Julie Burk, executive director of Portal 2:20 Teen Center, stands by the area of the teen center that will house video games. Burk hopes the center will open in the fall. (DHI Media/Erin Cox)
Julie Burk, executive director of Portal 2:20 Teen Center, stands by the area of the teen center that will house video games. Burk hopes the center will open in the fall. (DHI Media/Erin Cox)

DHI Media News Editor


VAN WERT — Van Wert teens will soon have a portal to get away from everyone else not their age.

Portal 2:20 Teen Center is set to be a location for teens to hang out and socialize to finally answer the often heard complaint that there is nothing to do in town.

“What really got it started was to fill a need,” Julie Burk, the executive director of Portal 2:20 Teen Center, said. “There’s a lot of kids that find places to hang out or they hang out at their friends houses, which is good, but sometimes that can get them into a little bit of trouble, too.

“We’re just hoping to give them a space to come, hang out, relax. Don’t worry about having to bring little brother or little sister to tag along because this is strictly for middle school and high school students,” she continued.

Burk, who lived in Toledo as a teen and is now a Van Wert resident, wants the teens to be able to appreciate their small town.

“I always said there was nothing to do in Toledo growing up as a teen, too,” she said. “I want to help them appreciate what they have here.”

The name, Portal 2:20, comes from Burk’s own interests that she has found she can relate to with teens.

“I was trying to look for something kind of sci-fi because I’m pretty nerdy,” Burk said. “Anyone that knows me real well knows I’m very nerdy, but the kids that I relate with are nerdy. I was trying to think of something that said nerdy, but not too over the top.”

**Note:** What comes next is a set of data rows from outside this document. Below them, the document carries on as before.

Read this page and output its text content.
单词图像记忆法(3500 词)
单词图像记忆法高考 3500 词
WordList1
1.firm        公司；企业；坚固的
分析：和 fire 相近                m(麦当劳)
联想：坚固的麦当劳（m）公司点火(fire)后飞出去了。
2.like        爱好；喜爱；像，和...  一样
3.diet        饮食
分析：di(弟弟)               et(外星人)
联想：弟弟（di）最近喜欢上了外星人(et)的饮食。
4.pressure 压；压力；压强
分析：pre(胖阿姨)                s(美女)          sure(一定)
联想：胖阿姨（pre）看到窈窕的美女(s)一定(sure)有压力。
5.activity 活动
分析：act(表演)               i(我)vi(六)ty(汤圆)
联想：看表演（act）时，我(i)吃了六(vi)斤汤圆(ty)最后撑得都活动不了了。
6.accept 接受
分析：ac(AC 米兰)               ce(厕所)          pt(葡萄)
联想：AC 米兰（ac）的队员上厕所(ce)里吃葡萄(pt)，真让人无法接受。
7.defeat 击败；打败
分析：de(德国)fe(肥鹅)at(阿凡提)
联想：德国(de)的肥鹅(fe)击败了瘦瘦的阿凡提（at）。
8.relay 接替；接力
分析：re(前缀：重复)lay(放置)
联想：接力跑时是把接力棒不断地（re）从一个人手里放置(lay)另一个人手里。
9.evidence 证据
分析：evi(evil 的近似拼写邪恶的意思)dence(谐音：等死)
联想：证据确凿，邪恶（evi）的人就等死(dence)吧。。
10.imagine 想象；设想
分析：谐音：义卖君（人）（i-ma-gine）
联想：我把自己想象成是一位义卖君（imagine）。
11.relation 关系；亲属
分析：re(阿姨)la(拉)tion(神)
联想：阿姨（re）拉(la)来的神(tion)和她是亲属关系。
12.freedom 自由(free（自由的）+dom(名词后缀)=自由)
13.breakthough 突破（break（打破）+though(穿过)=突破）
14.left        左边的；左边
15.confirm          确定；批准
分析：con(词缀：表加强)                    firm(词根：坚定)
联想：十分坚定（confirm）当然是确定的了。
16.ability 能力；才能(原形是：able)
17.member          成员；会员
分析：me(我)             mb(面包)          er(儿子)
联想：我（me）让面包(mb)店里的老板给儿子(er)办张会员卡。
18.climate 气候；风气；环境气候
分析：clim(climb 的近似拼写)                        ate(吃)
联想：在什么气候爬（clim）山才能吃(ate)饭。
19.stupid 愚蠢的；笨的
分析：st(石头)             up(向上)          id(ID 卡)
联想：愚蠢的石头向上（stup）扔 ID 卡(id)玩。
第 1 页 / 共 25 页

She chose portal because it sounded like something science-fiction and it is defined as “a way in.”

“I wanted something to show them a way in and a way to something more, a way to learning about who Jesus Christ is, too, but in a more subtle, less in your face sort of way because we’re not here to preach at kids or anything like that,” she explained. “If kids don’t believe in God or don’t believe in Jesus that’s fine, but that’s just who I am and that’s just how the organization is run, but we’re not being forceful on anyone.”

The 2:20 part refers to Galatians 2:20.

“It talks about being crucified with Christ,” Burk explained. “It’s more or less dying to self and working towards a greater purpose.”

A few years ago, Burk helped with a different youth center that had just a small space for kids to hang out and she was never really able to do all that she wanted with it.

Then three years ago, she began talking to other people in the community and developed a concept for the teen center. A group formed a steering committee and a number of individuals expressed interest in being involved so a board of directors was formed with five members in addition to Burk. The board members are Rose Morris, Sue Steinen, John Ryder, Mike Mowery and Travis Swander.

They considered partnering with other organizations, but none of those avenues seemed to be the right fit, so they decided to file for a non-profit organization status with the State of Ohio.

In the summer of 2015, Ryder had some tenants moving out of a building he owned and suggested Burk come take a look.

“I walked in and thought, ‘This is perfect’,” she said. The building located at 108B Zimmerman Avenue had a check-in desk, offices and a big open space for teens to come and hang out.

Since moving into the building, Burk recruited 10 Vantage Career Center students who are in the building and grounds department who have helped with construction.

“It’s awesome because kids, teenagers themselves, are doing the work,” she said.

The building now has a stage for teens to use for performances if they want to showcase their talents or for future karaoke nights. There is also a concession stand for snacks and an area designated for video games that will feature old school systems and some arcade games. It will also have a movie projector, beanbag chairs and lounge seating to relax.

They plan on only allowing seventh grade students and above to make sure it is a place the teens like to come to. Burk, who has been involved in youth ministry for nine years, has seen high schoolers not want to participate in activities or go to events when the junior high students are the majority.

“We’ll probably split it up so that at times it will be just junior high and just high school that way they don’t always have to mix,” she said.

Burk has also done research on other youth centers to see what has worked and what has not. She wants to have one adult per seven teens to make sure there is enough supervision because she wants it to be a safe place as well as a place for the teens to feel important.

“It’s more than just kids come in, hang out and leave, it’s getting to know them and hopefully be encouraging and uplifting for them as well,” she said.

All the details have not yet been finalized. The process has taken a little longer than planned.

“There’s a lot of things involved and it’s been a learning process for me,” she said stating that she hopes that it will open in the fall.

“We’re not government funded or funded by grants,” she said. “We are completely supported by members of the community.

“The sooner we get more funding the faster we can get things finished up here because really all it comes down to now is buying a few things, painting the stage, put up a few lights and hanging ceiling fans, but other than that the construction is all done,” Burk continued.

Kingsley United Methodist Church is hosting a pancake and sausage breakfast fundraiser from 7 a.m. to noon on Saturday. This event will be a free will donation with all proceeds going to the Portal 2:20 Teen Center in Van Wert.